There are four reasons why a national federation can refuse to sign an ITC under rule 2.2(c) in the IIHF’s International Transfer Regulations. The first is if that player is signed to a professional player contract, but the second is the one that seems to apply here.

“The former member national association may only refuse to sign the transfer card if: the player wishing to transfer has not fulfilled his contractual obligations to his former club (all contractual obligations other than those involving signed professional player contracts).”

Here’s where the discrepancy is resolved: KHL contracts do, in fact, expire on April 30th. Players can, however, have other contractual obligations and one of those obligations could be to play in the World Hockey Championship if that player is selected for the roster of his national team.

Is Podkolzin likely to get selected for Team Russia? It’s not out of the question. He’ll be just a few weeks short of 20 years old and Russia has brought along top 20 year olds to the World Championships in recent years. And there’s a reason why he has been named captain of Russia’s World Junior team.
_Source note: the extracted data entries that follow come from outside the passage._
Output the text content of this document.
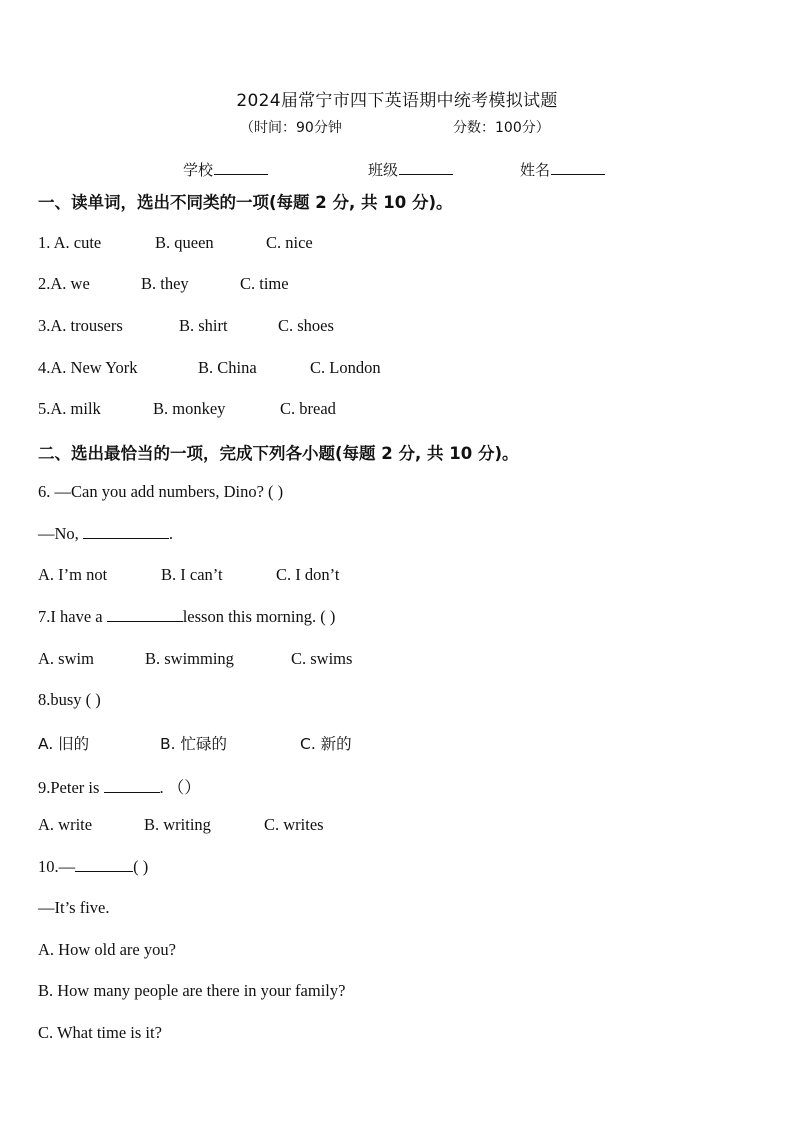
2024届常宁市四下英语期中统考模拟试题
（时间：90分钟	分数：100分）
学校	班级	姓名
一、读单词，选出不同类的一项(每题 2 分, 共 10 分)。
1. A. cute	B. queen	C. nice
2.A. we	B. they	C. time
3.A. trousers	B. shirt	C. shoes
4.A. New York	B. China	C. London
5.A. milk	B. monkey	C. bread
二、选出最恰当的一项，完成下列各小题(每题 2 分, 共 10 分)。
6. —Can you add numbers, Dino? ( )
—No,	.
A. I’m not	B. I can’t	C. I don’t
7.I have a	lesson this morning. ( )
A. swim	B. swimming	C. swims
8.busy ( )
A. 旧的	B. 忙碌的	C. 新的
9.Peter is	. （）
A. write	B. writing	C. writes
10.—	( )
—It’s five.
A. How old are you?
B. How many people are there in your family?
C. What time is it?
It’s likely that Russia wouldn’t even need to select Podkolzin to the roster, but could simply refuse to release him from his obligation because they might need him for the World Championship.

“We would have to get approval to sign [Podkolzin] early. They’d have to release him from his contract that he’s on right now,” said Benning. “The NHL and the Ruussian Federation have an understanding on the contract, and that’s what the understanding is.”

So…can the Canucks sign Podkolzin?

What’s the answer to the question? Can the Canucks sign Podkolzin to play this season? It depends.

If the 2021 World Championship is cancelled due to COVID-19, Russia would have no reason to deny Podkolzin’s ITC. He could be released from his contractual obligation and sign with the Canucks once his KHL season ends on April 30th.

Even if it’s not cancelled, Russia could still release Podkolzin from his obligation and he could sign with the Canucks, same as Nikita Tryamkin and Nikita Gusev.

There’s even a possibility that Podkolzin could sign before April 30th if SKA gets knocked out of the playoffs earlier and the KHL and Russian Federation agree to release Podkolzin from his contract early, just as they did with Tryamkin.

Or none of those possibilities could come to fruition and Podkolzin would be unable to sign with the Canucks until after the 2021 World Championship ends on June 6th. In that case, the only way Podkolzin could play for the Canucks in the coming season is if they make the postseason and are still in the playoffs when Podkolzin becomes available.

While fans are eager to see Podkolzin suit up for the Canucks, the wait could be just a little longer than anticipated.